La réforme du paysage hospitalier durant les dix prochaines années ne pourra être réussie que si les hôpitaux et les Régions disposent des moyens financiers nécessaires pour accompagner cette mutation. C'est ce qu'a plaidé l'Unessa, la fédération de l'aide et des soins aux personnes, en réaction à la proposition de principe décidée mercredi lors de la Conférence interministérielle (CIM) Santé publique.
Cette proposition, basée sur un rapport de la commission d'experts indépendants et sur des avis des parties prenantes, constitue une base commune de travail. Elle permettra aux ministres de la Santé de poursuivre les discussions avec leurs gouvernements respectifs et de préciser certains aspects de la réforme avant l'adoption des décisions définitives prévue en septembre.
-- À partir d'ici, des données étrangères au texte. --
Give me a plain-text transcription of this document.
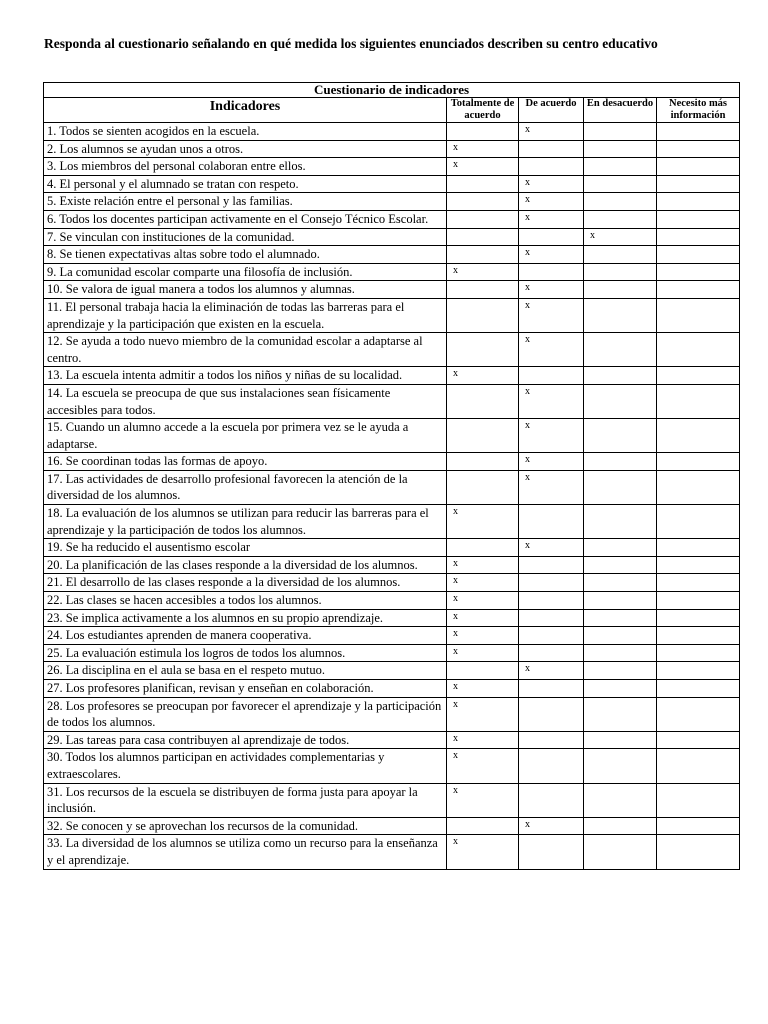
Responda al cuestionario señalando en qué medida los siguientes enunciados describen su centro educativo
Cuestionario de indicadores				
Indicadores	Totalmente de acuerdo	De acuerdo	En desacuerdo	Necesito más información
1. Todos se sienten acogidos en la escuela.		x		
2. Los alumnos se ayudan unos a otros.	x			
3. Los miembros del personal colaboran entre ellos.	x			
4. El personal y el alumnado se tratan con respeto.		x		
5. Existe relación entre el personal y las familias.		x		
6. Todos los docentes participan activamente en el Consejo Técnico Escolar.		x		
7. Se vinculan con instituciones de la comunidad.			x	
8. Se tienen expectativas altas sobre todo el alumnado.		x		
9. La comunidad escolar comparte una filosofía de inclusión.	x			
10. Se valora de igual manera a todos los alumnos y alumnas.		x		
11. El personal trabaja hacia la eliminación de todas las barreras para el aprendizaje y la participación que existen en la escuela.		x		
12. Se ayuda a todo nuevo miembro de la comunidad escolar a adaptarse al centro.		x		
13. La escuela intenta admitir a todos los niños y niñas de su localidad.	x			
14. La escuela se preocupa de que sus instalaciones sean físicamente accesibles para todos.		x		
15. Cuando un alumno accede a la escuela por primera vez se le ayuda a adaptarse.		x		
16. Se coordinan todas las formas de apoyo.		x		
17. Las actividades de desarrollo profesional favorecen la atención de la diversidad de los alumnos.		x		
18. La evaluación de los alumnos se utilizan para reducir las barreras para el aprendizaje y la participación de todos los alumnos.	x			
19. Se ha reducido el ausentismo escolar		x		
20. La planificación de las clases responde a la diversidad de los alumnos.	x			
21. El desarrollo de las clases responde a la diversidad de los alumnos.	x			
22. Las clases se hacen accesibles a todos los alumnos.	x			
23. Se implica activamente a los alumnos en su propio aprendizaje.	x			
24. Los estudiantes aprenden de manera cooperativa.	x			
25. La evaluación estimula los logros de todos los alumnos.	x			
26. La disciplina en el aula se basa en el respeto mutuo.		x		
27. Los profesores planifican, revisan y enseñan en colaboración.	x			
28. Los profesores se preocupan por favorecer el aprendizaje y la participación de todos los alumnos.	x			
29. Las tareas para casa contribuyen al aprendizaje de todos.	x			
30. Todos los alumnos participan en actividades complementarias y extraescolares.	x			
31. Los recursos de la escuela se distribuyen de forma justa para apoyar la inclusión.	x			
32. Se conocen y se aprovechan los recursos de la comunidad.		x		
33. La diversidad de los alumnos se utiliza como un recurso para la enseñanza y el aprendizaje.	x			
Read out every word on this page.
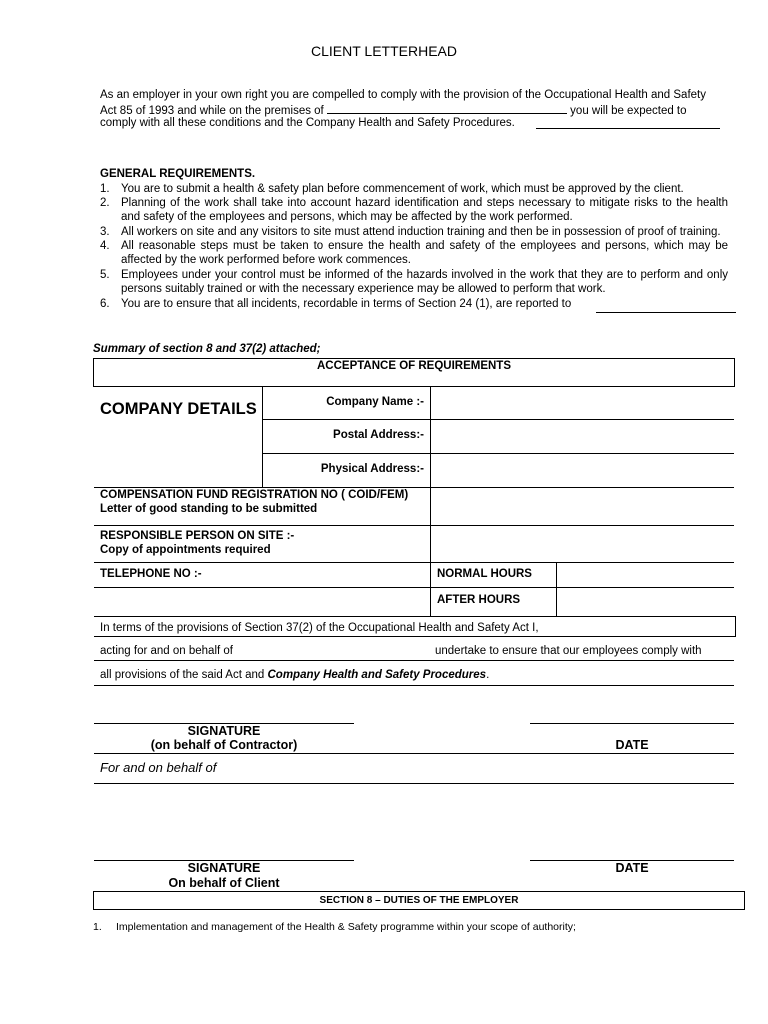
CLIENT LETTERHEAD
As an employer in your own right you are compelled to comply with the provision of the Occupational Health and Safety
Act 85 of 1993 and while on the premises of	you will be expected to
comply with all these conditions and the Company Health and Safety Procedures.
GENERAL REQUIREMENTS.
1. You are to submit a health & safety plan before commencement of work, which must be approved by the client.
2. Planning of the work shall take into account hazard identification and steps necessary to mitigate risks to the health and safety of the employees and persons, which may be affected by the work performed.
3. All workers on site and any visitors to site must attend induction training and then be in possession of proof of training.
4. All reasonable steps must be taken to ensure the health and safety of the employees and persons, which may be affected by the work performed before work commences.
5. Employees under your control must be informed of the hazards involved in the work that they are to perform and only persons suitably trained or with the necessary experience may be allowed to perform that work.
6. You are to ensure that all incidents, recordable in terms of Section 24 (1), are reported to
Summary of section 8 and 37(2) attached;
ACCEPTANCE OF REQUIREMENTS
COMPANY DETAILS	Company Name :-
Postal Address:-
Physical Address:-
COMPENSATION FUND REGISTRATION NO ( COID/FEM)
Letter of good standing to be submitted
RESPONSIBLE PERSON ON SITE :-
Copy of appointments required
TELEPHONE NO :-	NORMAL HOURS
AFTER HOURS
In terms of the provisions of Section 37(2) of the Occupational Health and Safety Act I,
acting for and on behalf of	undertake to ensure that our employees comply with
all provisions of the said Act and Company Health and Safety Procedures.
SIGNATURE
(on behalf of Contractor)	DATE
For and on behalf of
SIGNATURE	DATE
On behalf of Client
SECTION 8 – DUTIES OF THE EMPLOYER
1. Implementation and management of the Health & Safety programme within your scope of authority;
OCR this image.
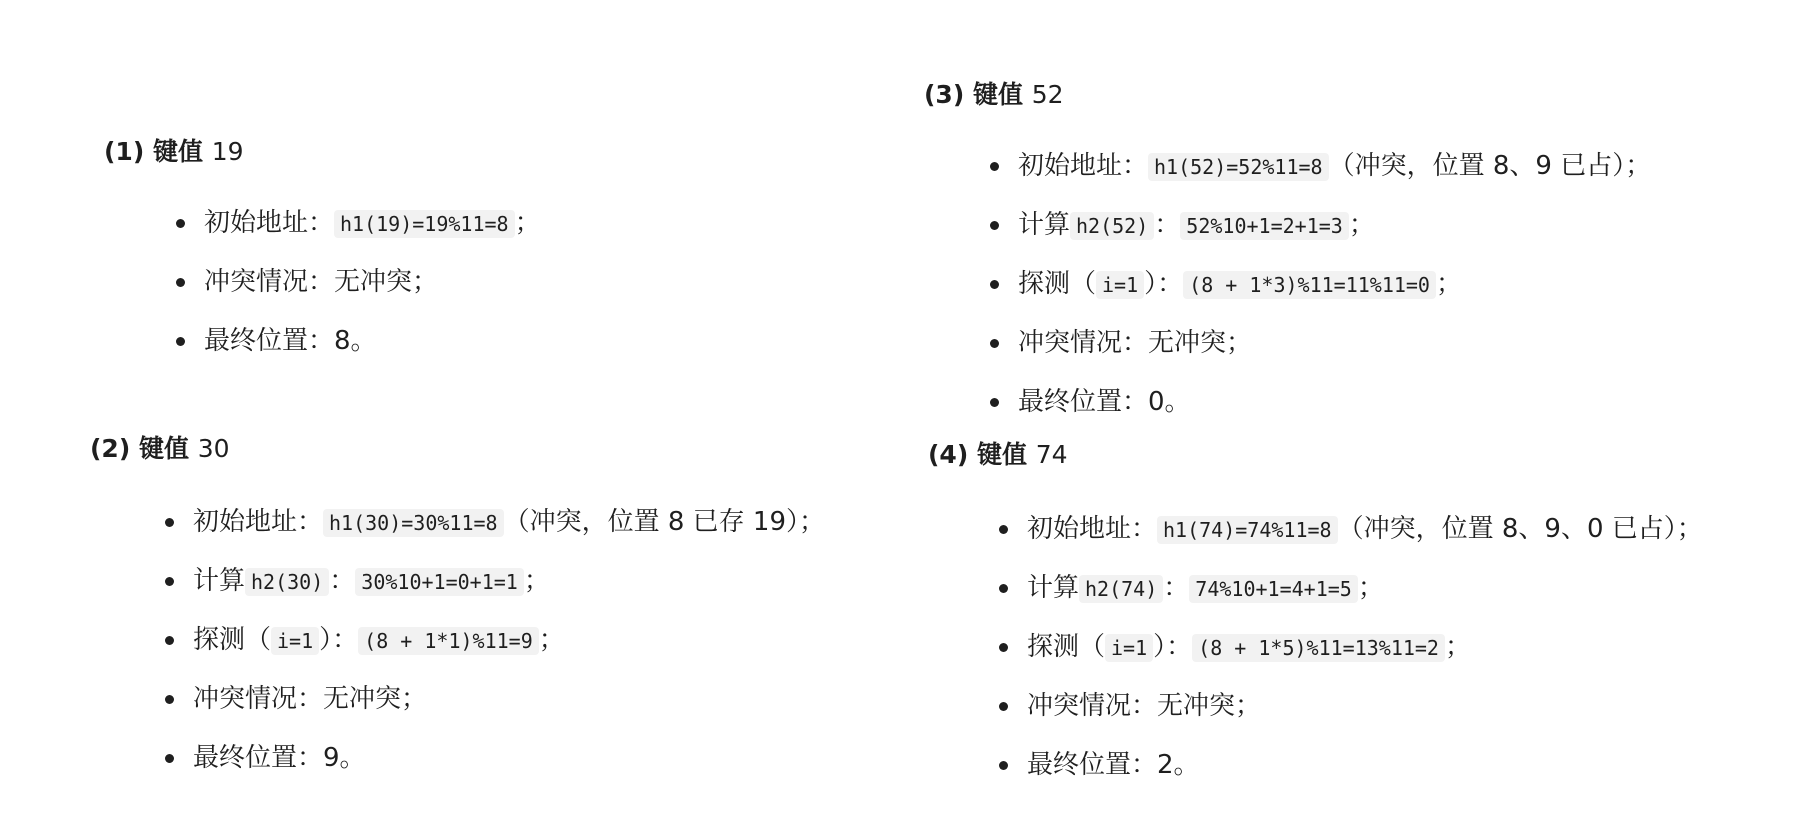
(1) 键值 19
初始地址： h1(19)=19%11=8 ；
冲突情况：无冲突；
最终位置：8。
(2) 键值 30
初始地址： h1(30)=30%11=8 （冲突，位置 8 已存 19）；
计算 h2(30) ： 30%10+1=0+1=1 ；
探测（ i=1 ）： (8 + 1*1)%11=9 ；
冲突情况：无冲突；
最终位置：9。
(3) 键值 52
初始地址： h1(52)=52%11=8 （冲突，位置 8、9 已占）；
计算 h2(52) ： 52%10+1=2+1=3 ；
探测（ i=1 ）： (8 + 1*3)%11=11%11=0 ；
冲突情况：无冲突；
最终位置：0。
(4) 键值 74
初始地址： h1(74)=74%11=8 （冲突，位置 8、9、0 已占）；
计算 h2(74) ： 74%10+1=4+1=5 ；
探测（ i=1 ）： (8 + 1*5)%11=13%11=2 ；
冲突情况：无冲突；
最终位置：2。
Tant le rapport des experts que celui des instances consultatives des différents niveaux de pouvoir préconisent de définir quatre types de sites hospitaliers - hôpital universitaire, hôpital général régional (HGR), centre médical local (CML) renommé en centre hospitalier de jour (CHJ) et hôpital de soins intermédiaires (HSI). Chacun disposera de ses propres spécificités.
L'Unessa dit prendre acte de cette proposition de principe, qui "confirme qu'un consensus politique existe désormais sur la nécessité de transformer en profondeur l'offre de soins hospitaliers en Belgique, afin de préserver l'accessibilité, la qualité et la viabilité de notre système de santé".
La réforme n'est pas qu'un simple ajustement administratif, car elle modifiera durablement l'organisation de l'offre hospitalière, la mission de certains sites, les équilibres territoriaux et les conditions concrètes d'accès aux soins pour les patients, rappelle l'organisation.
Elle relève, avec satisfaction, que plusieurs "éléments majeurs" ont été obtenus par rapport à la note initiale des experts. Elle cite notamment le délai permettant aux sites qui souhaitent rester hôpital général régional de renforcer leurs activités et de consolider leur offre et une meilleure équité dans la prise en charge urgente à travers le pays, grâce à l'introduction d'une dérogation pour les sites situés à plus de 25 km d'un hôpital général régional. Elle relève aussi un calendrier de transformation "réaliste", qui laissera aux hôpitaux le temps d'anticiper, de décider et d'adapter leurs infrastructures.
Elle accueille aussi positivement la perspective d'un fonds de transition fédéral destiné à accompagner les coûts de réorganisation liés à cette réforme. "La transformation du paysage hospitalier aura des conséquences organisationnelles, humaines, immobilières et financières majeures. Elle ne pourra réussir que si les hôpitaux et les Régions disposent des moyens nécessaires pour accompagner cette mutation", souligne ainsi l'Unessa.
Le fonds de transition devra dès lors être "suffisamment ambitieux, prévisible et adapté aux réalités des institutions. Il devra soutenir les coûts de réorganisation et permettre aux acteurs hospitaliers de mener la réforme sans fragiliser davantage des établissements déjà soumis à de fortes tensions budgétaires et humaines", préconise la fédération de l'aide et des soins aux personnes.
"Cette réforme ne pourra être réussie que si elle respecte les besoins des patients, la réalité des territoires et la capacité opérationnelle des hôpitaux", conclut Philippe Devos, le directeur général de l'Unessa, évoquant une transformation "à réussir avec les acteurs de terrain".